Most people think that Claudius was poisoned, but when and by whom is disputed. Some say that the eunuch Halotus, his official taster, administered the drug while he was dining with the priests on the Capitoline Hill; others, that Agrippina did so herself at a family banquet, poisoning a dish of mushrooms, his favourite food. An equal discrepancy exists between the accounts of what happened next. Many authorities assert that he immediately lost his power of speech, suffered frightful pain all night long, and died shortly before dawn.
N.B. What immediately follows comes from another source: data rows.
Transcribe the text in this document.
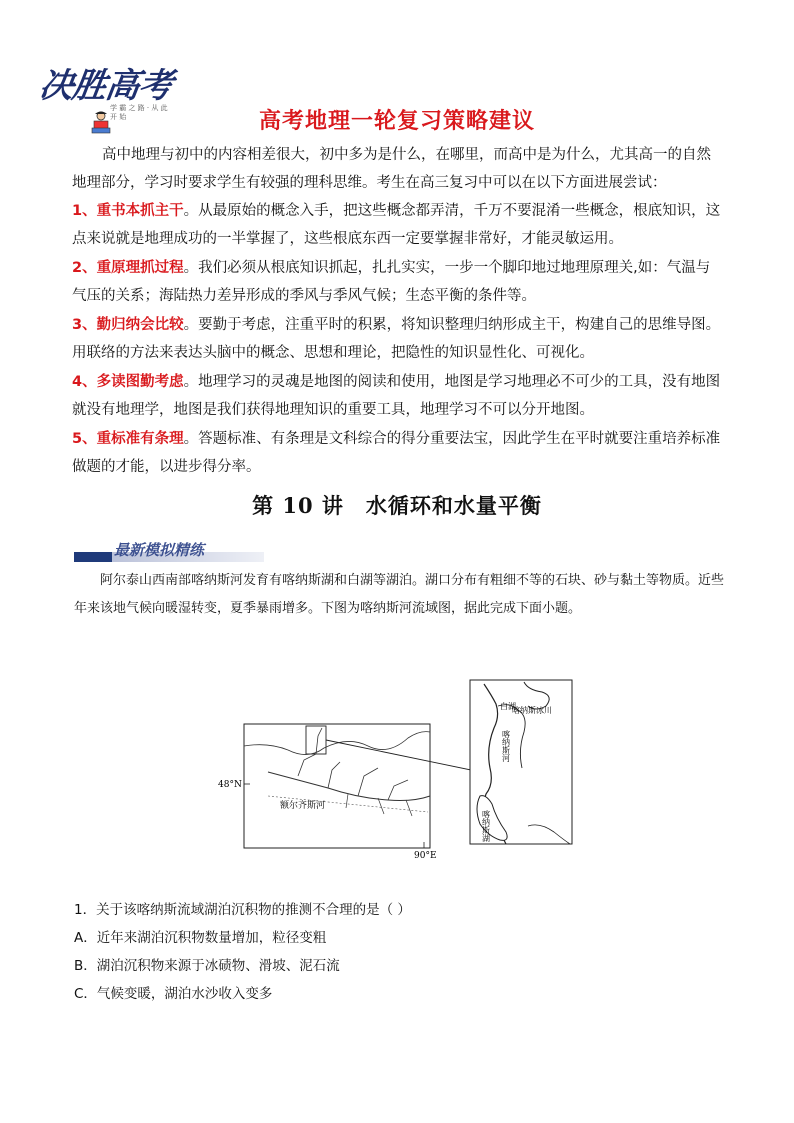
决胜高考
学 霸 之 路 · 从 此 开 始	高考地理一轮复习策略建议
高中地理与初中的内容相差很大，初中多为是什么，在哪里，而高中是为什么，尤其高一的自然地理部分，学习时要求学生有较强的理科思维。考生在高三复习中可以在以下方面进展尝试：
1、重书本抓主干。从最原始的概念入手，把这些概念都弄清，千万不要混淆一些概念，根底知识，这点来说就是地理成功的一半掌握了，这些根底东西一定要掌握非常好，才能灵敏运用。
2、重原理抓过程。我们必须从根底知识抓起，扎扎实实，一步一个脚印地过地理原理关,如：气温与气压的关系；海陆热力差异形成的季风与季风气候；生态平衡的条件等。
3、勤归纳会比较。要勤于考虑，注重平时的积累，将知识整理归纳形成主干，构建自己的思维导图。用联络的方法来表达头脑中的概念、思想和理论，把隐性的知识显性化、可视化。
4、多读图勤考虑。地理学习的灵魂是地图的阅读和使用，地图是学习地理必不可少的工具，没有地图就没有地理学，地图是我们获得地理知识的重要工具，地理学习不可以分开地图。
5、重标准有条理。答题标准、有条理是文科综合的得分重要法宝，因此学生在平时就要注重培养标准做题的才能，以进步得分率。
第 10 讲 水循环和水量平衡
最新模拟精练
阿尔泰山西南部喀纳斯河发育有喀纳斯湖和白湖等湖泊。湖口分布有粗细不等的石块、砂与黏土等物质。近些年来该地气候向暖湿转变，夏季暴雨增多。下图为喀纳斯河流域图，据此完成下面小题。
48°N
90°E
额尔齐斯河
白湖
喀纳斯冰川
喀纳斯河
喀纳斯湖
1．关于该喀纳斯流域湖泊沉积物的推测不合理的是（ ）
A．近年来湖泊沉积物数量增加，粒径变粗
B．湖泊沉积物来源于冰碛物、滑坡、泥石流
C．气候变暖，湖泊水沙收入变多
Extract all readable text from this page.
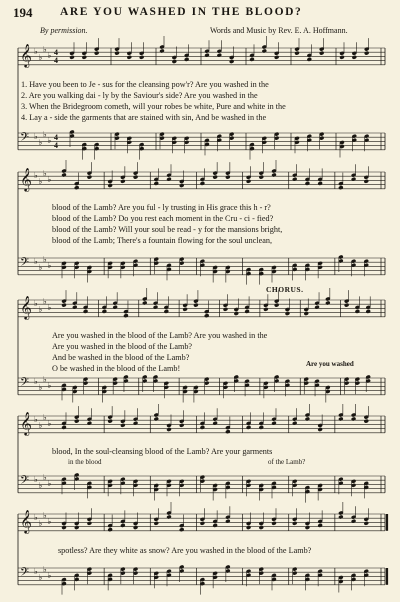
194 ARE YOU WASHED IN THE BLOOD?
By permission.	Words and Music by Rev. E. A. Hoffmann.
𝄞 ♭
♭
♭
♭ 4
4
𝄢 ♭
♭
♭
♭ 4
4
1. Have you been to Je - sus for the cleansing pow'r? Are you washed in the
2. Are you walking dai - ly by the Saviour's side? Are you washed in the
3. When the Bridegroom cometh, will your robes be white, Pure and white in the
4. Lay a - side the garments that are stained with sin, And be washed in the
𝄞 ♭
♭
♭
♭
𝄢 ♭
♭
♭
♭
blood of the Lamb? Are you ful - ly trusting in His grace this h - r?
blood of the Lamb? Do you rest each moment in the Cru - ci - fied?
blood of the Lamb? Will your soul be read - y for the mansions bright,
blood of the Lamb; There's a fountain flowing for the soul unclean,
CHORUS.
𝄞 ♭
♭
♭
♭
𝄢 ♭
♭
♭
♭
Are you washed in the blood of the Lamb? Are you washed in the
Are you washed in the blood of the Lamb?
And be washed in the blood of the Lamb?
O be washed in the blood of the Lamb!	Are you washed
𝄞 ♭
♭
♭
♭
𝄢 ♭
♭
♭
♭
blood, In the soul-cleansing blood of the Lamb? Are your garments
in the blood	of the Lamb?
𝄞 ♭
♭
♭
♭
𝄢 ♭
♭
♭
♭
spotless? Are they white as snow? Are you washed in the blood of the Lamb?
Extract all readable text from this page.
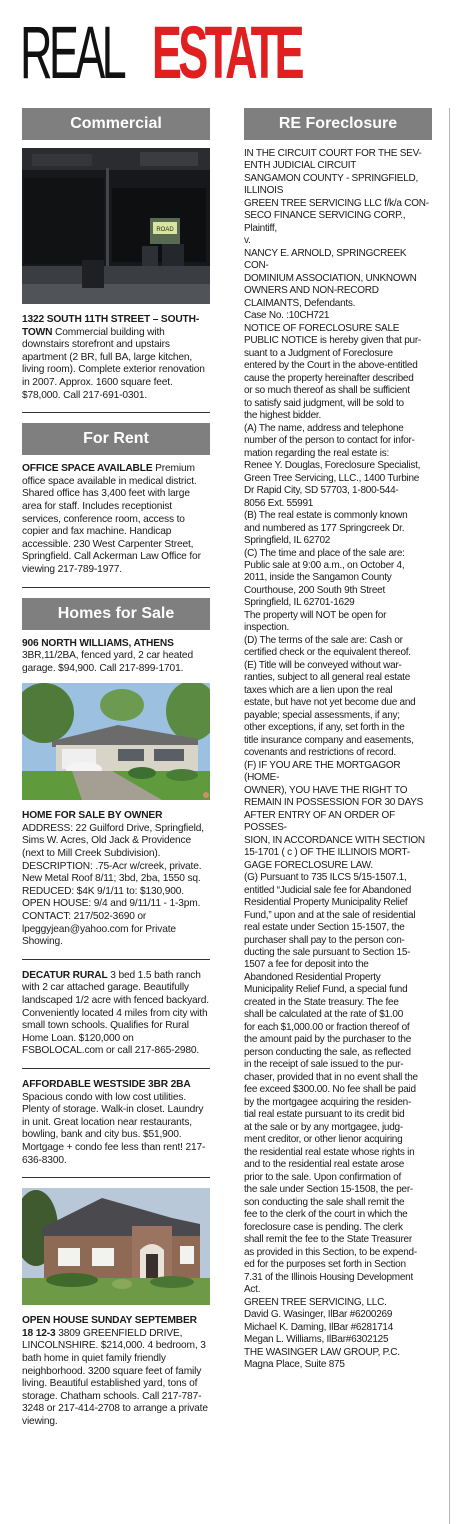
REAL ESTATE
Commercial
ROAD
1322 SOUTH 11TH STREET – SOUTH-TOWN Commercial building with downstairs storefront and upstairs apartment (2 BR, full BA, large kitchen, living room). Complete exterior renovation in 2007. Approx. 1600 square feet. $78,000. Call 217-691-0301.
For Rent
OFFICE SPACE AVAILABLE Premium office space available in medical district. Shared office has 3,400 feet with large area for staff. Includes receptionist services, conference room, access to copier and fax machine. Handicap accessible. 230 West Carpenter Street, Springfield. Call Ackerman Law Office for viewing 217-789-1977.
Homes for Sale
906 NORTH WILLIAMS, ATHENS
3BR,11/2BA, fenced yard, 2 car heated garage. $94,900. Call 217-899-1701.
HOME FOR SALE BY OWNER ADDRESS: 22 Guilford Drive, Springfield, Sims W. Acres, Old Jack & Providence (next to Mill Creek Subdivision). DESCRIPTION: .75-Acr w/creek, private. New Metal Roof 8/11; 3bd, 2ba, 1550 sq. REDUCED: $4K 9/1/11 to: $130,900. OPEN HOUSE: 9/4 and 9/11/11 - 1-3pm. CONTACT: 217/502-3690 or lpeggyjean@yahoo.com for Private Showing.
DECATUR RURAL 3 bed 1.5 bath ranch with 2 car attached garage. Beautifully landscaped 1/2 acre with fenced backyard. Conveniently located 4 miles from city with small town schools. Qualifies for Rural Home Loan. $120,000 on FSBOLOCAL.com or call 217-865-2980.
AFFORDABLE WESTSIDE 3BR 2BA
Spacious condo with low cost utilities. Plenty of storage. Walk-in closet. Laundry in unit. Great location near restaurants, bowling, bank and city bus. $51,900. Mortgage + condo fee less than rent! 217-636-8300.
OPEN HOUSE SUNDAY SEPTEMBER 18 12-3 3809 GREENFIELD DRIVE, LINCOLNSHIRE. $214,000. 4 bedroom, 3 bath home in quiet family friendly neighborhood. 3200 square feet of family living. Beautiful established yard, tons of storage. Chatham schools. Call 217-787-3248 or 217-414-2708 to arrange a private viewing.
RE Foreclosure
IN THE CIRCUIT COURT FOR THE SEV-
ENTH JUDICIAL CIRCUIT
SANGAMON COUNTY - SPRINGFIELD,
ILLINOIS
GREEN TREE SERVICING LLC f/k/a CON-
SECO FINANCE SERVICING CORP.,
Plaintiff,
v.
NANCY E. ARNOLD, SPRINGCREEK CON-
DOMINIUM ASSOCIATION, UNKNOWN
OWNERS AND NON-RECORD
CLAIMANTS, Defendants.
Case No. :10CH721
NOTICE OF FORECLOSURE SALE
PUBLIC NOTICE is hereby given that pur-
suant to a Judgment of Foreclosure
entered by the Court in the above-entitled
cause the property hereinafter described
or so much thereof as shall be sufficient
to satisfy said judgment, will be sold to
the highest bidder.
(A) The name, address and telephone
number of the person to contact for infor-
mation regarding the real estate is:
Renee Y. Douglas, Foreclosure Specialist,
Green Tree Servicing, LLC., 1400 Turbine
Dr Rapid City, SD 57703, 1-800-544-
8056 Ext. 55991
(B) The real estate is commonly known
and numbered as 177 Springcreek Dr.
Springfield, IL 62702
(C) The time and place of the sale are:
Public sale at 9:00 a.m., on October 4,
2011, inside the Sangamon County
Courthouse, 200 South 9th Street
Springfield, IL 62701-1629
The property will NOT be open for
inspection.
(D) The terms of the sale are: Cash or
certified check or the equivalent thereof.
(E) Title will be conveyed without war-
ranties, subject to all general real estate
taxes which are a lien upon the real
estate, but have not yet become due and
payable; special assessments, if any;
other exceptions, if any, set forth in the
title insurance company and easements,
covenants and restrictions of record.
(F) IF YOU ARE THE MORTGAGOR (HOME-
OWNER), YOU HAVE THE RIGHT TO
REMAIN IN POSSESSION FOR 30 DAYS
AFTER ENTRY OF AN ORDER OF POSSES-
SION, IN ACCORDANCE WITH SECTION
15-1701 ( c ) OF THE ILLINOIS MORT-
GAGE FORECLOSURE LAW.
(G) Pursuant to 735 ILCS 5/15-1507.1,
entitled “Judicial sale fee for Abandoned
Residential Property Municipality Relief
Fund,” upon and at the sale of residential
real estate under Section 15-1507, the
purchaser shall pay to the person con-
ducting the sale pursuant to Section 15-
1507 a fee for deposit into the
Abandoned Residential Property
Municipality Relief Fund, a special fund
created in the State treasury. The fee
shall be calculated at the rate of $1.00
for each $1,000.00 or fraction thereof of
the amount paid by the purchaser to the
person conducting the sale, as reflected
in the receipt of sale issued to the pur-
chaser, provided that in no event shall the
fee exceed $300.00. No fee shall be paid
by the mortgagee acquiring the residen-
tial real estate pursuant to its credit bid
at the sale or by any mortgagee, judg-
ment creditor, or other lienor acquiring
the residential real estate whose rights in
and to the residential real estate arose
prior to the sale. Upon confirmation of
the sale under Section 15-1508, the per-
son conducting the sale shall remit the
fee to the clerk of the court in which the
foreclosure case is pending. The clerk
shall remit the fee to the State Treasurer
as provided in this Section, to be expend-
ed for the purposes set forth in Section
7.31 of the Illinois Housing Development
Act.
GREEN TREE SERVICING, LLC.
David G. Wasinger, IlBar #6200269
Michael K. Daming, IlBar #6281714
Megan L. Williams, IlBar#6302125
THE WASINGER LAW GROUP, P.C.
Magna Place, Suite 875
A variant version is that he fell into a coma but vomited up the entire contents of his stomach and was then poisoned a second time, either by a gruel, the excuse being that he needed food to revive him, or by means of an enema, the excuse being that his bowels must be emptied too.

45. Claudius’ death was not revealed until all the arrangements had been completed for his successor. As a result, people made vows for his safety as though he still lived, and a troop of comic actors were summoned, under the pretence that he had asked to be diverted by their antics. He died on 13 October, during the consulship of Asinius Marcellus and Acilius Aviola, 34 in the sixty–fourth year of his life and the fourteenth of his reign. He was given a princely funeral and officially deified, an honour which Nero later neglected and then cancelled but which Vespasian restored.

46. The main omens of Claudius’ death included a comet, lightning that struck his father Drusus’ memorial, and an unusual mortality among magistrates of all ranks. There is also evidence that he foresaw his end and made no secret of it: while choosing the consuls, he provided for no appointment after the month in which he died, and on his last visit to the Senate he offered an earnest plea for harmony between Britannicus and Nero, begging the senators to guide both of them with great care through the difficult years of their youth. During a final appearance on the tribunal he said more than once that he had reached the close of his mortal career, though everyone present cried, ‘The gods forbid!’